Titre français: The Host

Durée: 119‘
Genre:
Date de sortie: 01/05/2007
Cotation: **** (de ooo -restez chez vous- à **** -rdv de toute urgence au cinéma)

À Séoul, Park Hee-bong tient un petit snack au bord de la rivière Han où il vit avec les siens : son fils aîné, l’immature Gang-du, sa fille Nam-joo, une championne malchanceuse de tir à l’arc et Nam-il, son fils cadet éternellement au chômage. Tous idolâtrent la petite Hyun-seo, la fille unique de Gang-du. Un jour, un monstre géant et inconnu jusqu’à présent, surgit des profondeurs de la rivière. Quand la créature atteint les berges, elle se met à piétiner et attaquer la foule sauvagement, détruisant tout sur son passage. Le snack démoli, Gang-du tente de s’enfuir avec sa fille, mais il la perd dans la foule paniquée. Quand il l’aperçoit enfin, Hyun-seo est en train de se faire enlever par le monstre qui disparaît, en emportant la fillette au fond de la rivière. Sans pouvoir compter sur aucune aide, la famille Park décide alors de partir en croisade contre le monstre, pour retrouver Hyun-seo...

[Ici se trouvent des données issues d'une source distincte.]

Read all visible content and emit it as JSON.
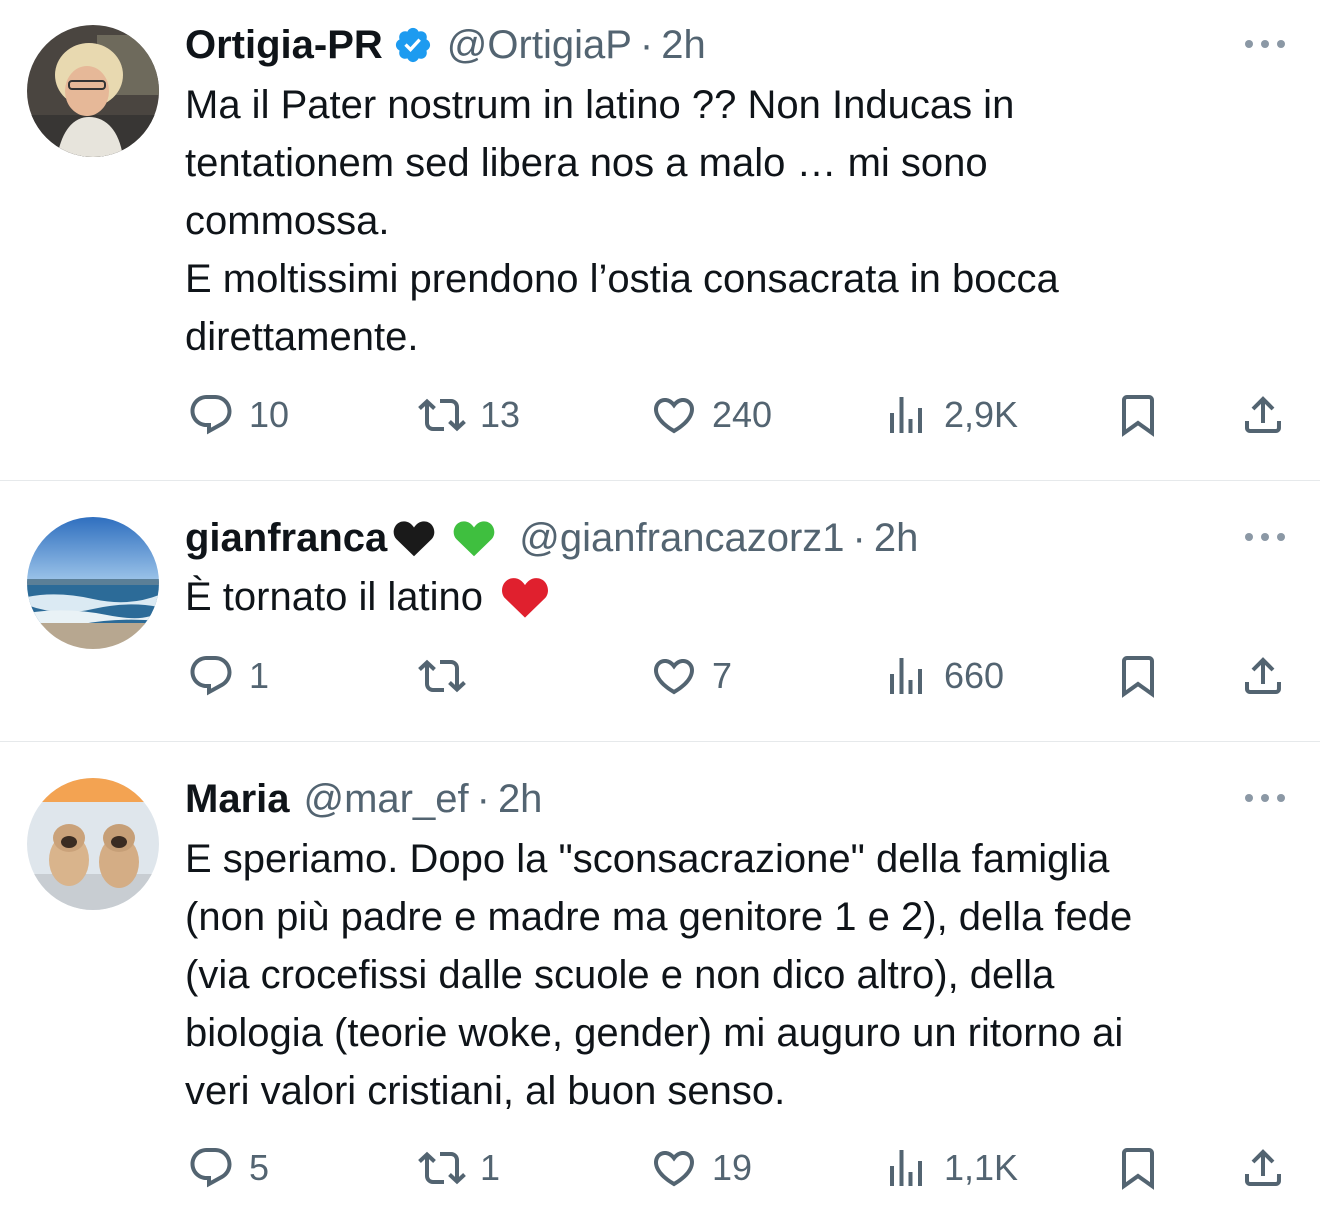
{
  "tweets": [
    {
      "name": "Ortigia-PR",
      "verified": true,
      "handle": "@OrtigiaP",
      "time": "2h",
      "text": "Ma il Pater nostrum in latino ?? Non Inducas in\ntentationem sed libera nos a malo … mi sono\ncommossa.\nE moltissimi prendono l’ostia consacrata in bocca\ndirettamente.",
      "replies": "10",
      "retweets": "13",
      "likes": "240",
      "views": "2,9K"
    },
    {
      "name": "gianfranca",
      "name_emojis": [
        "black-heart-emoji",
        "green-heart-emoji"
      ],
      "handle": "@gianfrancazorz1",
      "time": "2h",
      "text": "È tornato il latino",
      "text_emoji": "red-heart-emoji",
      "replies": "1",
      "retweets": "",
      "likes": "7",
      "views": "660"
    },
    {
      "name": "Maria",
      "handle": "@mar_ef",
      "time": "2h",
      "text": "E speriamo. Dopo la \"sconsacrazione\" della famiglia\n(non più padre e madre ma genitore 1 e 2), della fede\n(via crocefissi dalle scuole e non dico altro), della\nbiologia (teorie woke, gender) mi auguro un ritorno ai\nveri valori cristiani, al buon senso.",
      "replies": "5",
      "retweets": "1",
      "likes": "19",
      "views": "1,1K"
    }
  ],
  "dot": "·",
  "colors": {
    "text": "#0f1419",
    "secondary": "#536471",
    "verified": "#1d9bf0",
    "divider": "#e6e9eb"
  },
  "icons": [
    "reply-icon",
    "retweet-icon",
    "like-icon",
    "views-icon",
    "bookmark-icon",
    "share-icon",
    "more-icon",
    "verified-badge-icon"
  ]
}
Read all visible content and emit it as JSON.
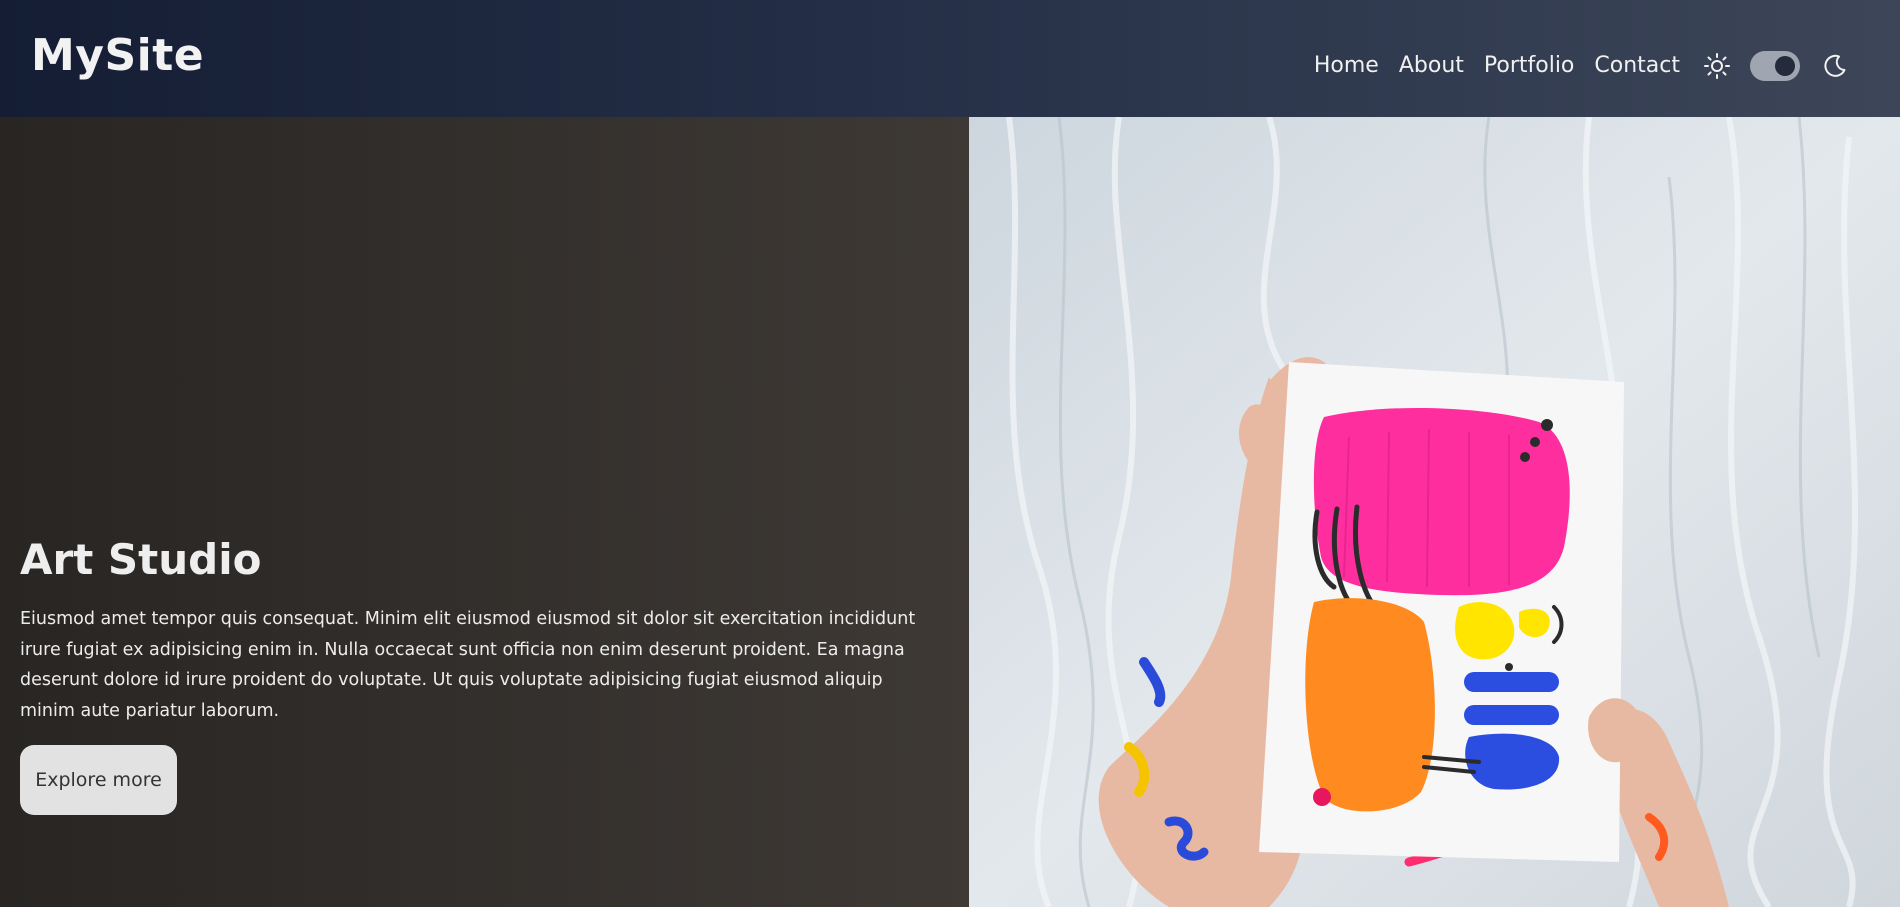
{
  "header": {
    "brand": "MySite",
    "nav": [
      {
        "label": "Home"
      },
      {
        "label": "About"
      },
      {
        "label": "Portfolio"
      },
      {
        "label": "Contact"
      }
    ],
    "theme_toggle": {
      "state": "dark",
      "icons": [
        "sun-icon",
        "moon-icon"
      ]
    }
  },
  "hero": {
    "title": "Art Studio",
    "body": "Eiusmod amet tempor quis consequat. Minim elit eiusmod eiusmod sit dolor sit exercitation incididunt irure fugiat ex adipisicing enim in. Nulla occaecat sunt officia non enim deserunt proident. Ea magna deserunt dolore id irure proident do voluptate. Ut quis voluptate adipisicing fugiat eiusmod aliquip minim aute pariatur laborum.",
    "cta_label": "Explore more"
  },
  "colors": {
    "header_start": "#141d33",
    "header_end": "#3d4658",
    "hero_panel": "#34302d",
    "text_light": "#eeeeee",
    "button_bg": "#e2e2e2"
  }
}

On savait l’industrie cinématographique coréenne en plein essor, mais avec THE HOST, elle prouve à qui voudrait entendre, que c’est surtout un cinéma tout terrain qui peut affronter tous les cinémas.

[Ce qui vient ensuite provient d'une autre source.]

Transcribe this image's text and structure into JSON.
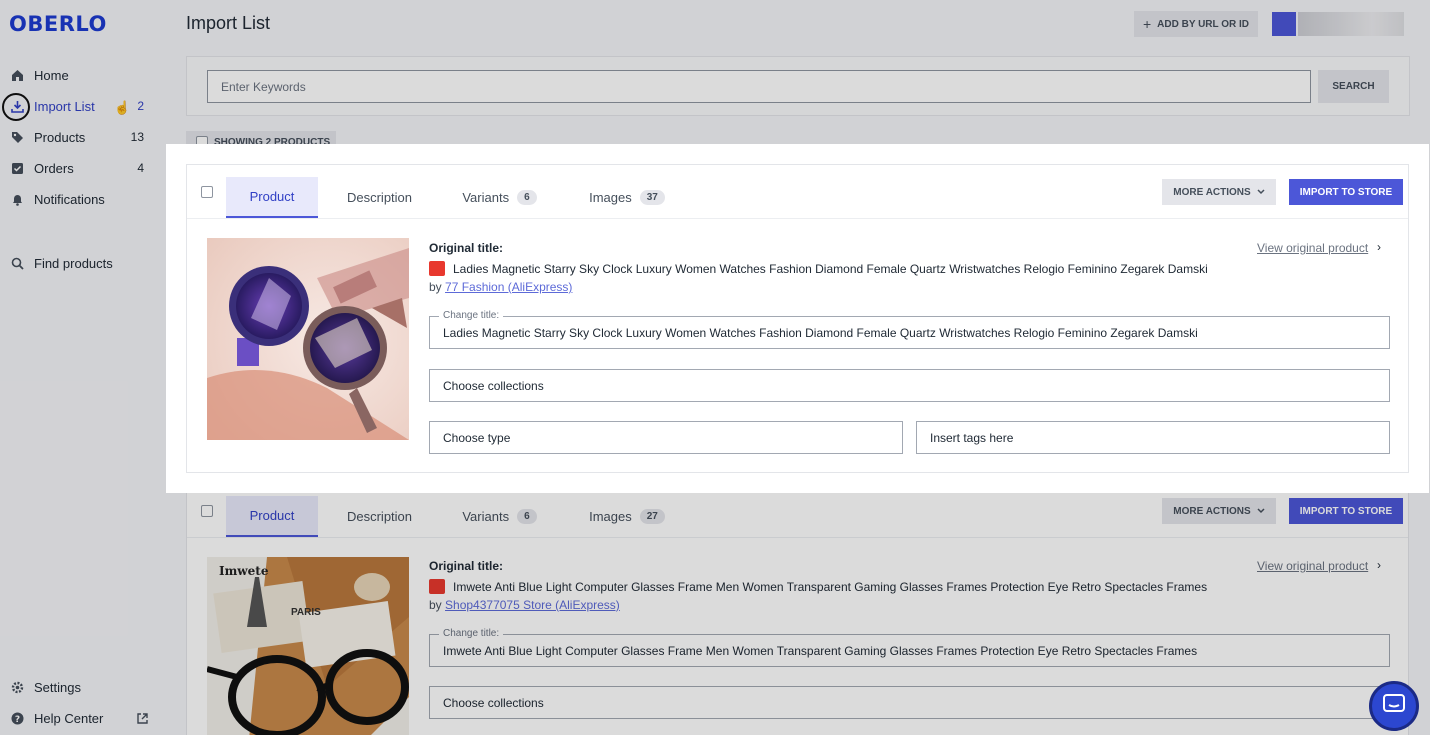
{
  "app": {
    "logo": "OBERLO",
    "page_title": "Import List"
  },
  "header": {
    "add_by_url_label": "ADD BY URL OR ID"
  },
  "sidebar": {
    "items": [
      {
        "label": "Home",
        "icon": "home-icon",
        "count": ""
      },
      {
        "label": "Import List",
        "icon": "import-icon",
        "count": "2"
      },
      {
        "label": "Products",
        "icon": "tag-icon",
        "count": "13"
      },
      {
        "label": "Orders",
        "icon": "orders-icon",
        "count": "4"
      },
      {
        "label": "Notifications",
        "icon": "bell-icon",
        "count": ""
      },
      {
        "label": "Find products",
        "icon": "search-icon",
        "count": ""
      }
    ],
    "footer": [
      {
        "label": "Settings",
        "icon": "gear-icon"
      },
      {
        "label": "Help Center",
        "icon": "help-icon"
      }
    ]
  },
  "search": {
    "placeholder": "Enter Keywords",
    "button_label": "SEARCH"
  },
  "showing_label": "SHOWING 2 PRODUCTS",
  "products": [
    {
      "tabs": {
        "product": "Product",
        "description": "Description",
        "variants": "Variants",
        "variants_count": "6",
        "images": "Images",
        "images_count": "37"
      },
      "more_actions": "MORE ACTIONS",
      "import_label": "IMPORT TO STORE",
      "original_title_label": "Original title:",
      "original_title": "Ladies Magnetic Starry Sky Clock Luxury Women Watches Fashion Diamond Female Quartz Wristwatches Relogio Feminino Zegarek Damski",
      "by": "by",
      "store": "77 Fashion (AliExpress)",
      "view_original": "View original product",
      "change_title_label": "Change title:",
      "change_title_value": "Ladies Magnetic Starry Sky Clock Luxury Women Watches Fashion Diamond Female Quartz Wristwatches Relogio Feminino Zegarek Damski",
      "collections_placeholder": "Choose collections",
      "type_placeholder": "Choose type",
      "tags_placeholder": "Insert tags here"
    },
    {
      "tabs": {
        "product": "Product",
        "description": "Description",
        "variants": "Variants",
        "variants_count": "6",
        "images": "Images",
        "images_count": "27"
      },
      "more_actions": "MORE ACTIONS",
      "import_label": "IMPORT TO STORE",
      "original_title_label": "Original title:",
      "original_title": "Imwete Anti Blue Light Computer Glasses Frame Men Women Transparent Gaming Glasses Frames Protection Eye Retro Spectacles Frames",
      "by": "by",
      "store": "Shop4377075 Store (AliExpress)",
      "view_original": "View original product",
      "change_title_label": "Change title:",
      "change_title_value": "Imwete Anti Blue Light Computer Glasses Frame Men Women Transparent Gaming Glasses Frames Protection Eye Retro Spectacles Frames",
      "collections_placeholder": "Choose collections",
      "thumb_brand": "Imwete",
      "thumb_city": "PARIS"
    }
  ],
  "colors": {
    "brand": "#1d3bd1",
    "accent": "#4c57d8",
    "aliexpress": "#e8382e"
  }
}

Joon-Ho Bong nous avait intrigué avec son BARKING DOGS, il nous avait scotché avec son excellent MEMORIES OF MURDER. Aujourd’hui, il fait encore mieux. Il réalise le film aussi parfait qu’improbable: THE HOST. Film de monstre, social, politique et intime… THE HOST a le culot de combiner une bonne partie des genres dans un long-métrage riche en émotion, particulièrement trippant et à l’identité unique!

Si on vous dit que c’est une comédie émotionnelle, un film d’horreur écologique, une œuvre intime et politiquement engagée; le tout au service d’une histoire totalement improbable. Ça, ça vous la coupe… Pourtant, je vous assure cela fait quelques années que j’ai arrêté les champignons et d’embrasser la moquette…

Cette histoire de loosers déclassés de et par la société devant affronter un croisement entre un triton et un lézard particulièrement vicieux est un véritable bonheur de péloche qui nous fait passer par toutes les émotions possibles et imaginables. C’est un truc couillu tenu par un réalisateur au sommet de son art. Un sens du cadre fabuleux, une maîtrise des sentiments telle qu’il passe littéralement du rire au larme en un changement d’axe. Il arrive même à combiner les deux en un plan (celle du père qui veut tirer sur le lézard).

Et tout est à l’avenant : les personnages, la musique, les effets spéciaux… Rien à redire… si ce n’est que c’est un film que l’on aime partager, faire découvrir. Et au cours des discussions qui suivent la vision, le plus réjouissant, ce sont les étincelles que l’on peut voir dans les yeux des spectateurs!

Nous ne nous étalerons pas en superlatifs, mais THE HOST inflige une véritable branlée au cinéma ricain formaté… Une œuvre qui marquera d’une pierre blanche bien plus que le film de genre, la bête laissera son empreinte dans l’histoire du septième art. Ça fait des années qu’on vous bassine avec les péloches asiatiques… Eh bien, on avait raison !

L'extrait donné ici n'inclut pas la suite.